Malgré les alertes, Boeing a continué à préférer choyer ses actionnaires plutôt que d’investir. Sur cinq ans, entre 2014 et 2018, période durant laquelle il développait le 737 MAX, l’avionneur américain a déboursé 39 milliards de dollars en dividendes et rachats d’actions, pour moins de 11 milliards d’investissements. De quoi réduire son nombre d’actions en circulation de 25 % et faire tripler son cours de Bourse. Airbus, de son côté, accumulait sur la même période environ 15 milliards d’investissements pour moins de 6 milliards de dividendes et rachats d’actions.L’impact du changement de culture chez Boeing est devenu un véritable cas d’école, avec de multiples articles universitaires et un documentaire à succès diffusé sur Netflix en 2022. Il est notamment perceptible dans la composition de son conseil d’administration. Les ingénieurs y étaient encore majoritaires en 1997, alors qu’ils n’étaient plus que 23 % en 2020, note Christine Marsal, maître de conférences à l’université de Montpellier, dans un article paru l’an dernier. Dans le même temps, l’emprise des financiers n’a fait que croître, passant de 23 % du conseil en 1997 à plus de 60 % en 2020.
Poursuivi en justice par des actionnaires mécontents, Boeing a transigé en 2021 et accepté de nommer au moins un expert en sécurité au sein du conseil d’administration. Mais les récents incidents ont ravivé les inquiétudes des investisseurs. Même les grandes banques de Wall Street pointent désormais du doigt ses dérives financières.

La Bourse perd patience
« Les prouesses techniques de Boeing se sont émoussées en raison d’une obsession pour les indicateurs financiers gonflés par la réduction des coûts et la génération de flux de trésorerie », note Bank of America, qui estime que la société « a besoin d’une refonte radicale de sa culture d’entreprise ».

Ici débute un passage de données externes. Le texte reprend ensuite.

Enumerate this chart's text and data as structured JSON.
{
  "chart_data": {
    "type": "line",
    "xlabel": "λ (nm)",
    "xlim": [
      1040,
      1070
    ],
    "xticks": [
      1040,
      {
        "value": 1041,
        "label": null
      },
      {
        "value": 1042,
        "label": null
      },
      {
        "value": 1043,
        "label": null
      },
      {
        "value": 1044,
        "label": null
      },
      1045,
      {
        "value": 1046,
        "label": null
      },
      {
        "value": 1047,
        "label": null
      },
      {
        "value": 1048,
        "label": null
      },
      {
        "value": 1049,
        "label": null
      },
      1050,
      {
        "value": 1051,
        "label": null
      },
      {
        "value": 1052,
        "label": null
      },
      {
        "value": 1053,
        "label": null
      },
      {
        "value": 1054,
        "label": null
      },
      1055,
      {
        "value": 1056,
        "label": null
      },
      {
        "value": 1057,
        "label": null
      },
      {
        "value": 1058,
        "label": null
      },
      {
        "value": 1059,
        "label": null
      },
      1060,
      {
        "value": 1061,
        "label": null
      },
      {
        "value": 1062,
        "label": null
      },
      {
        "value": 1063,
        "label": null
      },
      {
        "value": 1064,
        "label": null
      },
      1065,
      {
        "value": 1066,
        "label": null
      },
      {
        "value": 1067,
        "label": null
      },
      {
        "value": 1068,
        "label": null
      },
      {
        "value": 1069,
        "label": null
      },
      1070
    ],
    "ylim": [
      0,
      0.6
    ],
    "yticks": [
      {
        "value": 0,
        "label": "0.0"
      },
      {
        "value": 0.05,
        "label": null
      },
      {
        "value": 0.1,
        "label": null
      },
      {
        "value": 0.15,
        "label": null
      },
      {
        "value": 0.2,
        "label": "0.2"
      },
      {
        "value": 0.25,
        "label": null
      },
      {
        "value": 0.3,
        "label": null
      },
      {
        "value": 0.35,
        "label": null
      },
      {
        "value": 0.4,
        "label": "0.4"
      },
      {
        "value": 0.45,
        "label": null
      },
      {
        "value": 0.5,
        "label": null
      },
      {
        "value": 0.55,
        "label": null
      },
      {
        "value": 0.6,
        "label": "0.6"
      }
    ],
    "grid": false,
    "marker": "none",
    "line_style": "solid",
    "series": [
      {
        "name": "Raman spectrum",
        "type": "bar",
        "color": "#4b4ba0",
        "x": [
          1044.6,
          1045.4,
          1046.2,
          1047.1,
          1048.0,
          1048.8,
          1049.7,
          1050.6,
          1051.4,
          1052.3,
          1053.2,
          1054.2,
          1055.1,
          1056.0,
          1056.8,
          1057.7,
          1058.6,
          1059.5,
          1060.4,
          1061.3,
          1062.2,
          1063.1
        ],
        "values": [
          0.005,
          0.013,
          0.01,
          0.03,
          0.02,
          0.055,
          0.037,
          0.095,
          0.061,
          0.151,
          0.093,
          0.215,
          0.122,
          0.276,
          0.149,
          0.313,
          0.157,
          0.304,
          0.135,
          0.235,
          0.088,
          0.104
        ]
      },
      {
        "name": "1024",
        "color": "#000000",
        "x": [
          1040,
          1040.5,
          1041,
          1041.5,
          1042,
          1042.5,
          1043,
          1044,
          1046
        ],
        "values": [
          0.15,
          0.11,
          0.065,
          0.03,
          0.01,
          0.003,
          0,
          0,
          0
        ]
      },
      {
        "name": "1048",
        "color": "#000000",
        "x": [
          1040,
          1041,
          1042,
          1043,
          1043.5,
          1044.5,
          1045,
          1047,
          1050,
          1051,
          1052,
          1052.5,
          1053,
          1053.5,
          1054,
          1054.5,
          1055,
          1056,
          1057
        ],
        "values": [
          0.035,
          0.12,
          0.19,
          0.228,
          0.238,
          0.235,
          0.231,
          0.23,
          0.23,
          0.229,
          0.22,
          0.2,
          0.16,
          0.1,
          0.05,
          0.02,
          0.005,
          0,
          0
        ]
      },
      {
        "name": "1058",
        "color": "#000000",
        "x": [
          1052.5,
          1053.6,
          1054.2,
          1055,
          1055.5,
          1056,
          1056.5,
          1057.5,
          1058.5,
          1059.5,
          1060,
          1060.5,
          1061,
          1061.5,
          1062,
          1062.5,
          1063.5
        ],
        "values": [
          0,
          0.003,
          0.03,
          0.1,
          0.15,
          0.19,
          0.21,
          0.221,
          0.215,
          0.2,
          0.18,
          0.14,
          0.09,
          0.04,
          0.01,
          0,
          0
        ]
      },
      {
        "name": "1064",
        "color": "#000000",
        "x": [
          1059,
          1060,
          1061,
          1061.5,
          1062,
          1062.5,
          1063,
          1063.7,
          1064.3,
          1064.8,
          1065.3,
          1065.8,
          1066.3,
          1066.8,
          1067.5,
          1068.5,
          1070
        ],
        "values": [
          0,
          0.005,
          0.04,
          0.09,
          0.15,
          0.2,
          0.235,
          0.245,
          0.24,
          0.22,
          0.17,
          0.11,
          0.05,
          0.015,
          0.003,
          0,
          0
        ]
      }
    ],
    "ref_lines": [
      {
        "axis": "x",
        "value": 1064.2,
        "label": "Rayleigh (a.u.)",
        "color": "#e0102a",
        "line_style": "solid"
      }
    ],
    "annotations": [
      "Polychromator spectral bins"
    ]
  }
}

Les clients de Boeing sont au diapason. Le patron d’AerCap, le plus grand groupe de location d’avions, a jugé que « les indicateurs financiers [étaient] complètement secondaires pour le futur de la société », dans un entretien au « Financial Times ». Robert Isom, le président d’American Airlines, a lui aussi dénoncé les dérives de l’avionneur américain : « Boeing doit se ressaisir, ces problèmes récents, mais aussi ceux qui remontent à plusieurs années, sont inacceptables […], Boeing doit revenir sur le droit chemin », a-t-il lâché à l’occasion de la publication des résultats annuels du groupe.